Contents:
CS W186 Spring 2019 Midterm 2
Do not turn this page until instructed to start the exam.
• You should receive one double-sided answer sheet and a 11-page exam packet. • The midterm has 6 questions, each with multiple parts.
• The midterm is worth a total of 76 points.
Taking the exam:
• You have 110 minutes to complete the midterm.
• All answers should be written on the answer sheet. The exam packet will be collected but not graded.
• For each question, place only your final answer on the answer sheet; do not show work.
• For multiple choice questions, please fill in the bubble or box completely as shown on the left below. Do not mark the box with an X or checkmark.
• Use the blank spaces in your exam for scratch paper.
Aids:
• You are allowed two handwritten 8.5” × 11” double-sided pages of notes.
• The only electronic devices allowed are basic scientific calculators with simple numeric readout. No
graphing calculators, tablets, cellphones, smartwatches, laptops, etc.
Grading Notes:
• All IOs must be written as integers. There is no such thing as 1.04 IOs – that is actually 2 IOs.
• 1 KB = 1024 bytes. We will be using powers of 2, not powers of 10
• Unsimplified answers, like those left in log format where simplification to integers is possible, will receive a point penalty.
1 Joins (18 points)
Consider the following relations
CREATE TABLE Customers (
cid INTEGER PRIMARY KEY,
name CHAR(30),
address CHAR(30)
);
CREATE TABLE Orders (
oid INTEGER PRIMARY KEY,
cid INTEGER REFERENCES Customers(cid),
item_name CHAR(20),
item_count INTEGER
);
In this problem, we will consider executing the following query using various join algorithms.
SELECT *
FROM Customers C, Orders O
WHERE C.cid = O.cid;
Assume that
• Orders has [O] = 100 pages, with pO = 50 tuples per page.
• Customers has [C] = 40 pages, with pC = 25 tuples per page.
• We have an Alternative 2 B+ tree index on Orders.cid with height h = 2 (recall that a tree with only
the root has height 0).
• Each customer has at least one order, and Orders.cid is uniformly distributed.
• Our buffer has size B = 10, unless noted otherwise.
• For index nested loops join, assume the cost model from lecture, where we do not cache index pages.
• Unless otherwise noted, each of the following parts are to be answered independently, i.e. assume the query is executed from scratch for each part.

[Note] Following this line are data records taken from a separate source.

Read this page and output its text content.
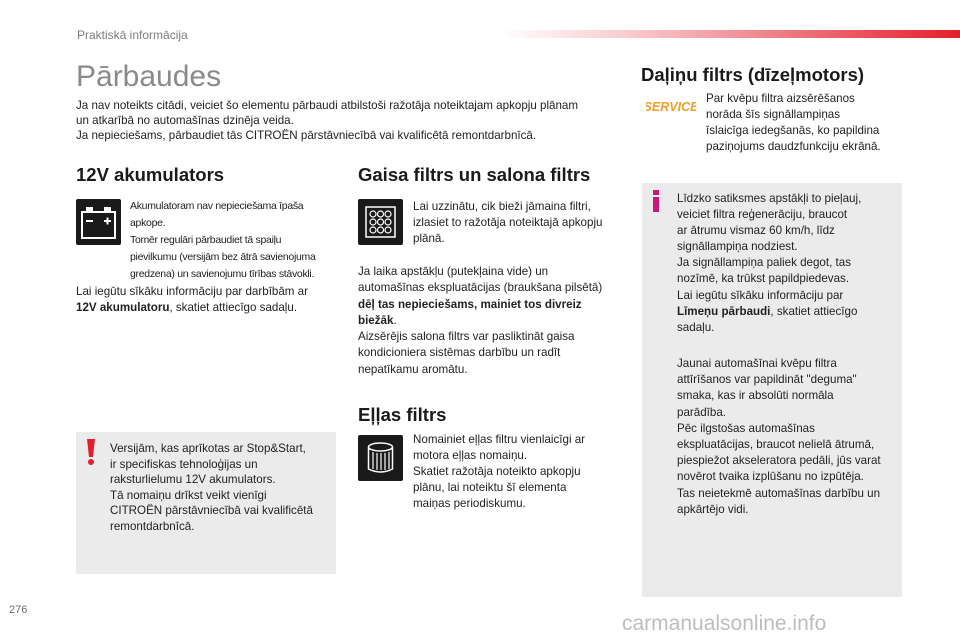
Praktiskā informācija
Pārbaudes
Ja nav noteikts citādi, veiciet šo elementu pārbaudi atbilstoši ražotāja noteiktajam apkopju plānam
un atkarībā no automašīnas dzinēja veida.
Ja nepieciešams, pārbaudiet tās CITROËN pārstāvniecībā vai kvalificētā remontdarbnīcā.
12V akumulators
Akumulatoram nav nepieciešama īpaša
apkope.
Tomēr regulāri pārbaudiet tā spaiļu
pievilkumu (versijām bez ātrā savienojuma
gredzena) un savienojumu tīrības stāvokli.
Lai iegūtu sīkāku informāciju par darbībām ar
12V akumulatoru, skatiet attiecīgo sadaļu.
Versijām, kas aprīkotas ar Stop&Start,
ir specifiskas tehnoloģijas un
raksturlielumu 12V akumulators.
Tā nomaiņu drīkst veikt vienīgi
CITROËN pārstāvniecībā vai kvalificētā
remontdarbnīcā.
Gaisa filtrs un salona filtrs
Lai uzzinātu, cik bieži jāmaina filtri,
izlasiet to ražotāja noteiktajā apkopju
plānā.
Ja laika apstākļu (putekļaina vide) un
automašīnas ekspluatācijas (braukšana pilsētā)
dēļ tas nepieciešams, mainiet tos divreiz
biežāk.
Aizsērējis salona filtrs var pasliktināt gaisa
kondicioniera sistēmas darbību un radīt
nepatīkamu aromātu.
Eļļas filtrs
Nomainiet eļļas filtru vienlaicīgi ar
motora eļļas nomaiņu.
Skatiet ražotāja noteikto apkopju
plānu, lai noteiktu šī elementa
maiņas periodiskumu.
Daļiņu filtrs (dīzeļmotors)
SERVICE
Par kvēpu filtra aizsērēšanos
norāda šīs signāllampiņas
īslaicīga iedegšanās, ko papildina
paziņojums daudzfunkciju ekrānā.
Līdzko satiksmes apstākļi to pieļauj,
veiciet filtra reģenerāciju, braucot
ar ātrumu vismaz 60 km/h, līdz
signāllampiņa nodziest.
Ja signāllampiņa paliek degot, tas
nozīmē, ka trūkst papildpiedevas.
Lai iegūtu sīkāku informāciju par
Līmeņu pārbaudi, skatiet attiecīgo
sadaļu.
Jaunai automašīnai kvēpu filtra
attīrīšanos var papildināt "deguma"
smaka, kas ir absolūti normāla
parādība.
Pēc ilgstošas automašīnas
ekspluatācijas, braucot nelielā ātrumā,
piespiežot akseleratora pedāli, jūs varat
novērot tvaika izplūšanu no izpūtēja.
Tas neietekmē automašīnas darbību un
apkārtējo vidi.
276
carmanualsonline.info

• The files are not already sorted.
1. (2 points) In the best case, what is the I/O cost of a block nested loops join?
2. (2 points) Assume the index on Orders.cid is clustered. In the best case, what is the I/O cost of an index nested loops join?
3. (2 points) Assume the index on Orders.cid is unclustered. In the worst case, what is the I/O cost of an index nested loops join?
4. (2 points) In the best case, what is the I/O cost of a (unoptimized) sort-merge join?
5. (3 points) What is the minimum buffer size B in order to perform the optimized sort-merge join? Recall that the optimized sort-merge join uses 2 passes: 1 sorting pass, and 1 pass for both merging and joining.
6. (2 points) Assuming that our buffer is big enough, what is the I/O cost of the optimized sort-merge join described in the previous part?
Page 2 of 11
7. (1 point) Assume we do a grace hash join and that Customers is the building relation, i.e. we build the in-memory hash table using Customers. Assume after the first partitioning pass, we partition Customers into the following partitions (assume all pages are full):
• PC1 : 10 pages • PC2 : 9 pages • PC3 : 9 pages • PC4 : 8 pages • PC5 : 4 pages
with the remaining partitions having 0 pages. What is the size (in pages) after the first partitioning pass of the partitions PO1, PO2, PO3, PO4, PO5 respectively (as a tuple of five integers)? Here POi denotes the i-th partition of Orders after the first partitioning pass, assuming the same ordering of partitions as the PCi partitions described above.
A. (50, 45, 45, 40, 20) B. (25, 22, 22, 20, 10) C. (12, 12, 12, 12, 12) D. (25, 23, 23, 20, 10) E. (20, 20, 20, 20, 20)
8. (4 points) Assume that the hash function used for recursive partitioning hr partitions each partition of Customers uniformly (or as close to uniformly as possible) among 2 new partitions. What is the I/O cost of grace hash join from the previous part? Recall that we only perform recursive partitioning when necessary, i.e. we further divide only the partitions that are too large for the build and probe phase.
Page 3 of 11
2 Parallelism (12 points)
For this question, assume the following:
• Assume that we have three tables: Teachers(name, salary, course), Students(name, SID, course,
grade), Employees(name, eid, company, salary)
• [T] = 10 pages
• [S] = 10000 pages
• [E] = 100000 pages
• 1page=4KB
• We have 4 machines with 52 buffer pages each
• Assume each I/O takes 1 ms. There are 1000ms in a second.
• All questions are to be considered independently of each other.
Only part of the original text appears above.